L’apice della mostra, a mio parere, è rappresentato dalla serie di bozzetti, di anni diversi, e quadri per la rappresentazione della Carmen di Bizet; l’eclettismo culturale di Franco Zeffirelli regala dei paesaggi di stampo quasi metafisico accanto ad un vero e proprio quadro astratto rappresentante Il sipario, senza perdere di vista il fine ultimo dell’opera, cioè la futura messa in scena. Proprio nella capacità di rileggere in modo originale e personale la lezione di maestri del passato sta la stigmate del grande artista che prende spunto e rielabora, senza mai cadere nella trappola della sterile riproposizione. Il denominatore comune del lavoro di Franco Zeffirellli rimane senza dubbio, il grande senso estetico, il piacere del bello (definizione, mi rendo conto, tanto filosoficamente vasta quanto pericolosa); nell’odierno panorama artistico, dominato dall’astrattismo e dalla perdita di valore del soggetto, il mondo figurativo zeffirelliano, anche se a volte può apparire vagamente retro, è spesso coinvolgente ed affascinante.

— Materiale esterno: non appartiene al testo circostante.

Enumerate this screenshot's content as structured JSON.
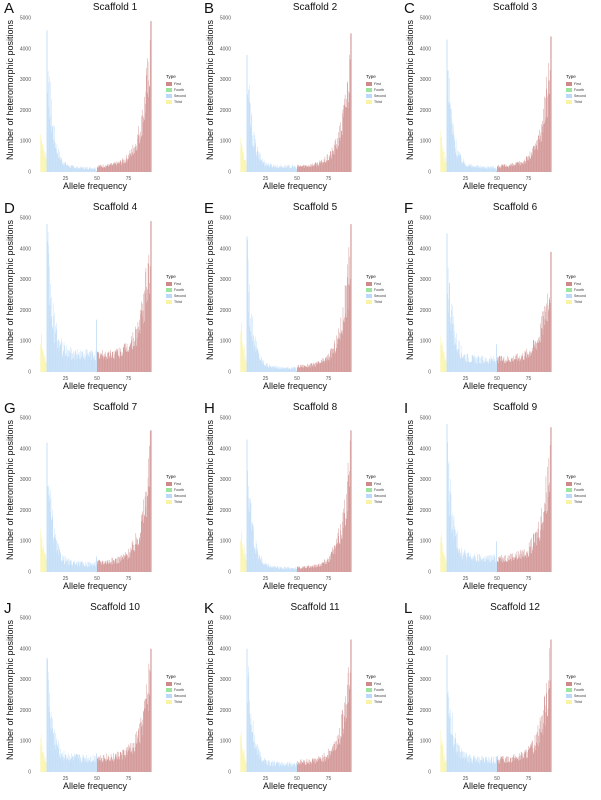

L’allestimento comprende, inoltre, numerosi e bellissimi costumi scenici, indossati poi da autentiche prime donne come Maria Callas, Teresa Stratas e Cher, creati da alcuni dei maggiori costumisti di questo secolo – Anna Anni, Piero Tosi, Danilo Donati – oltre a pezzi di gioielleria di scena e video, scelti dallo stesso regista, che illustrano compiutamente il mondo culturale di Franco Zeffirelli.